An OECD study shows countries with greater income from natural resources tend to be socially less developed. Which perhaps explains why Saudi, Qatari and Kuwaiti students fare far worse then Lebanese and Taiwanese students.
Resource-rich countries such as Saudi Arabia, UAE and Qatar fare poorly in education skills, compared to their resource-poor peers.
A study from the Organization of Economic Co-operation & Development (OECD) shows countries with greater total rents from natural resources tend to be economically and socially less developed.
"As exports of national resources tend to appreciate the currency, making imports cheap and the development of an industrial base more difficult. And as governments in resource-rich countries are under less pressure to tax their citizens they are more prone to autocratic leadership," says Andreas Schleicher, Deputy Director and Special Advisor on Education Policy to the OECD's Secretary-General.
In fact, the study also shows that there is also a significant negative relationship between the money countries extract from national resources and the knowledge and skills of their school population.
Compared to students in Taiwan, which have an average math score of 543, Saudi students scored 336, Kuwaitis 358, Qataris 368 and UAE 421. In contrast resource-poor country like Lebanon fared better with an average score of 435.
The argument is that resource poor countries put more emphasis on knowledge and education, than countries with a wealth of resources.
"So the value that a country places on education seems to depend at least in part on a country's view of how knowledge and skills fit into the way it makes its living," says Schleicher.
Placing a high value on education may be an underlying condition for building a world-class education system and a world class economy, and it may be that most countries that have not had to live by their wits in the past will not succeed economically and socially unles their political leaders explain why, though they might not have had to live by their wits in the past, they must do so now.

EDUCATION CHALLENGES
The Gulf's private education market is valued at USD5.2 billion, with around 1.4 million students in 4,400 private schools.
Booz & Company estimates the GCC K-12 private-school market will grow to between USD11-billion and USD17-billion and enrolment will reach roughly 2.6 million by 2020.
But the sector faces a number of crucial challenges that's hampering growth and perhaps leaving Gulf students behind their international counterparts despite their wealth advantages.
The shortage of qualified teachers is an obstacle in the way of growth. Leila Hoteit, a principal with Booz & Company, says that this is the first challenge for the private-school universe in the GCC.
"The global education sector is currently facing a worldwide shortage of talent, resulting in significant competition for well-qualified educators, particularly in international and Western curricula schools.
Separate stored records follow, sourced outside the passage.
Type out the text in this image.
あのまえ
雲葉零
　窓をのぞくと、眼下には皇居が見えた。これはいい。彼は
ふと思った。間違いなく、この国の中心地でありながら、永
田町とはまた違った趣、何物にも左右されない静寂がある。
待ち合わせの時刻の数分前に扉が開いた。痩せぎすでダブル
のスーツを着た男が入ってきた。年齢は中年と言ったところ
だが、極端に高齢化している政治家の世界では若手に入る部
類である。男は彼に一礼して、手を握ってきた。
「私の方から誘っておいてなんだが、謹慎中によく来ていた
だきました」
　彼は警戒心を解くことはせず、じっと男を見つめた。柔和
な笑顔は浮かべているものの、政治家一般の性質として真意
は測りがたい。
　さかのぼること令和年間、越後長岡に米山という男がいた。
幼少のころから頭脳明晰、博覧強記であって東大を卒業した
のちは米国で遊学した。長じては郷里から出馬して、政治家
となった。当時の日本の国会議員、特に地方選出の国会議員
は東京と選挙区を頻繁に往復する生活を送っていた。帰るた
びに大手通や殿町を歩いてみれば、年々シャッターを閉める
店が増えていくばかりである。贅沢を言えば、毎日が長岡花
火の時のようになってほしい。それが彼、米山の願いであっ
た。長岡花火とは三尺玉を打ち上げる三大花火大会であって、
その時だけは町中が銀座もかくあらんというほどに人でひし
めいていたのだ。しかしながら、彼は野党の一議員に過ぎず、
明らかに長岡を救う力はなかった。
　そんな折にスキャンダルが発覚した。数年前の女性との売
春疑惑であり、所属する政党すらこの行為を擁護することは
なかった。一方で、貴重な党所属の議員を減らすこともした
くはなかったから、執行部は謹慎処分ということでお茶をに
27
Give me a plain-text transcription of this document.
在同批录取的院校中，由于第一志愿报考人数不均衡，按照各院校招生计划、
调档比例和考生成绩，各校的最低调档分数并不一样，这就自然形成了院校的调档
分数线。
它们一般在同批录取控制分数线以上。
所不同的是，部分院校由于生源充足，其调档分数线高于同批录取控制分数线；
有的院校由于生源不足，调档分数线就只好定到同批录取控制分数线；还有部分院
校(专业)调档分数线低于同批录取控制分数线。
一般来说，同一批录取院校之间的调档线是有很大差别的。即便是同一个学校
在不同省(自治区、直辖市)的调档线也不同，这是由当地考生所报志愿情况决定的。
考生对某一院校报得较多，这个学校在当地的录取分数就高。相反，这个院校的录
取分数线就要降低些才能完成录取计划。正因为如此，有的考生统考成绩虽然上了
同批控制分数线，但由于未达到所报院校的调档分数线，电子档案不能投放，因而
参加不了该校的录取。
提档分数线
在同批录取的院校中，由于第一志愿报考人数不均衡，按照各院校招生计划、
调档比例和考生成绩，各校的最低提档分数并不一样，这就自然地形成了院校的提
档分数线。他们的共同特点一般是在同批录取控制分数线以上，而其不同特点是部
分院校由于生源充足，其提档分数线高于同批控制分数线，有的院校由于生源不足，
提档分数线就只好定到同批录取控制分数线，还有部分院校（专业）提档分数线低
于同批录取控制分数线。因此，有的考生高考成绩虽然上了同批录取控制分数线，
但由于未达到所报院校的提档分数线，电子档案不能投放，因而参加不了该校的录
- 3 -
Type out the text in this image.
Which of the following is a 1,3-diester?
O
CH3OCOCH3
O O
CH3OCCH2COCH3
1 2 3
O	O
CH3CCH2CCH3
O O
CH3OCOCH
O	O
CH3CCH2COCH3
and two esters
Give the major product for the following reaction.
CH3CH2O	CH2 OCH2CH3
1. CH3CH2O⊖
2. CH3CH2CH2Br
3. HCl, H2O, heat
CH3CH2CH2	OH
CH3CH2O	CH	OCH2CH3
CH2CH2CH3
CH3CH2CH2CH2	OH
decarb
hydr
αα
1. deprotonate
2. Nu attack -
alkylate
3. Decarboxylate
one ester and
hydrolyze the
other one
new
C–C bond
"This competition is likely to intensify in the coming years, due to the expansion of 'international' school offerings globally. GCC operators may not be able to match the lifestyle-related prerequisites available to expatriate teachers in competing markets, forcing them to either increase salaries or hire less-qualified individuals."
Another key issue holding back the education sector is land ownership.
A Booz & Co study notes that most GCC jurisdictions restrict foreign land ownership, requiring prospective private-school operators to go through the relevant private-sector regulator.
"This complex and time-consuming process is off-putting to many. Conversely, in jurisdictions that do allow foreign land ownership, investors have indicated that the inflation has made land prohibitively expensive, undermining the feasibility of new ventures," said Hoteit in the study.
Opaque regulations pose another challenge facing regional private schools.
"In general, these organisations make their regulations, policies and procedures available to the education community," said Moujaes. "But there is a notable perception among operators and investors that regulations are not applied or enforced consistently. Sophisticated investors outside of the GCC express a very low tolerance for regulatory risk."
GULF EFFORTS
Gulf governments have made an effort to attract high profile education institutes into the region.
Qatar Foundation has attracted the likes Texas A&M University, Weill Cornell Medical College, Carnegie Mellon University, HEC Paris and University College London in Qatar.
In Abu Dhabi, the Paris-Sorbonne University offers world-class education especially in humanities and social sciences.
But these efforts are few and far between and much of the effort must be focused at the grassroots level.
"Knowledge and skills have become the global currency of 21st century economies," says OECD's Schleicher. "But there is no central bank that prints this currency, you cannot inherit this currency and you cannot produce it through speculation, you can only develop it through sustained effort and investment by people and for people."
On that front, the resource-rich Gulf states look very poor indeed. However, there is hope: countries like Canada, Australia and Norway have managed to keep their education levels up despite their resource riches.
"Exceptions such as Canada, Australia and Norway, that are rich of natural resources but still score well on PISA, have all established deliberate policies of saving these resource rents, and not just consuming them," says Schleicher.
"Today's learning outcomes at school, in turn, are a powerful predictor for the wealth and social outcomes that countries will reap in the long run."